Lisa Kwong
Covering Gabrielle
Calvocoressi
Childhood Fade in Litany
Behind the crisscross fence I thought home was a safe place.
The door’s lock loosened. I questioned home as a safe place.
Ngin Ngin1 took insulin shots and I looked away.
Ngin Ngin had a stroke. Home was no longer a safe place.
Main Street emptied of traffic and home was a safe place.
Smashed beer bottles kept littering the driveway.

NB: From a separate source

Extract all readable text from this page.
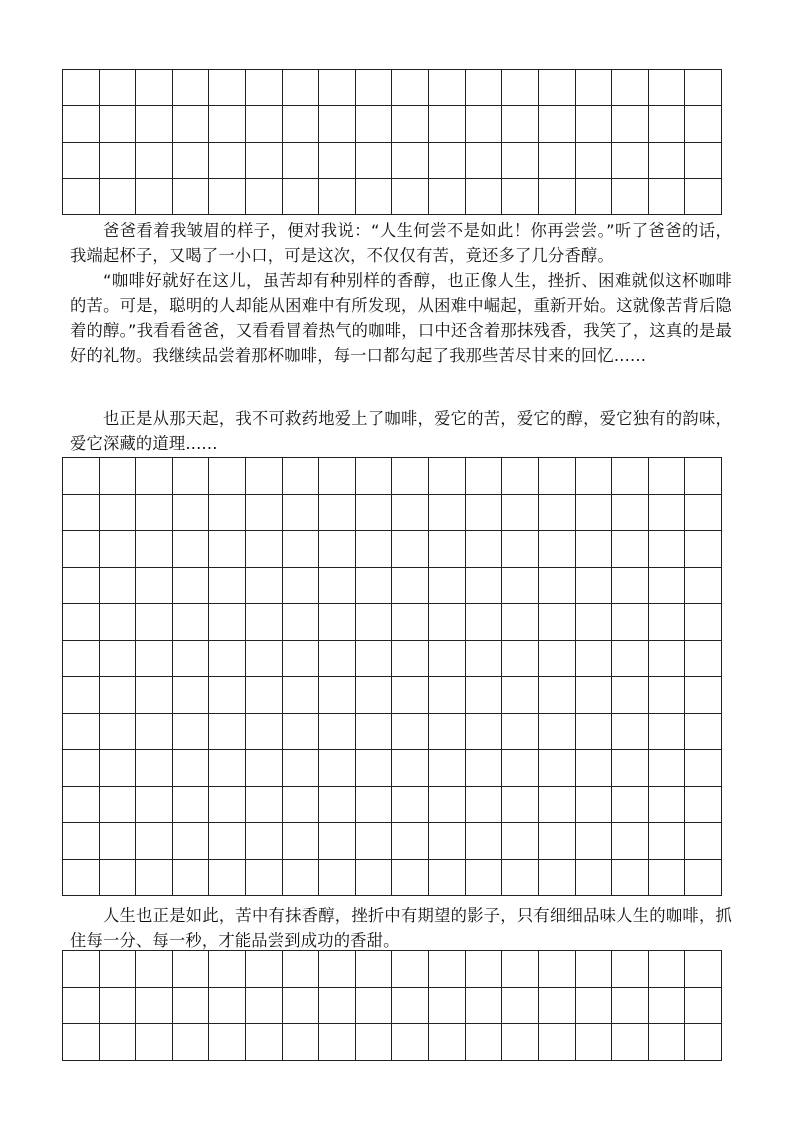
爸爸看着我皱眉的样子，便对我说：“人生何尝不是如此！你再尝尝。”听了爸爸的话，我端起杯子，又喝了一小口，可是这次，不仅仅有苦，竟还多了几分香醇。

“咖啡好就好在这儿，虽苦却有种别样的香醇，也正像人生，挫折、困难就似这杯咖啡的苦。可是，聪明的人却能从困难中有所发现，从困难中崛起，重新开始。这就像苦背后隐着的醇。”我看看爸爸，又看看冒着热气的咖啡，口中还含着那抹残香，我笑了，这真的是最好的礼物。我继续品尝着那杯咖啡，每一口都勾起了我那些苦尽甘来的回忆......

也正是从那天起，我不可救药地爱上了咖啡，爱它的苦，爱它的醇，爱它独有的韵味，爱它深藏的道理......

人生也正是如此，苦中有抹香醇，挫折中有期望的影子，只有细细品味人生的咖啡，抓住每一分、每一秒，才能品尝到成功的香甜。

Desperate men played lottery at Pak-n-Sak.
I watched her bones become landscape.
Ngin Ngin had another stroke. Home was not a safe place.
Girls cried at the strangeness of incense.
Smoke tendrils crawled down our throats.
My sister and I secretly went to the graveyard.
I questioned God. I asked why home was not a safe place.
Lightning squeezed my hand and home was a safe place.
I cried at Ngin Ngin’s tomb and used to think home was a safe place.
My grief grew a noose. I touched the letters on the tomb.
[1] paternal grandmother
Lisa Kwong, an MFA candidate in Poetry at Indiana University, coordinates the Fountain Square Poetry Series in Bloomington, Indiana. A native of Virginia, she is a two-time Frost Place scholarship recipient, Neal-Marshall Graduate Fellow, and winner of the Guy Lemmon Award in Public Writing and Asian Pacific American Inspiration Award at Indiana University. Her poems are forthcoming or have appeared in Naugatuck River Review, Appalachian Heritage, Pluck!: The Affrilachian Journal of Arts & Culture, and other journals.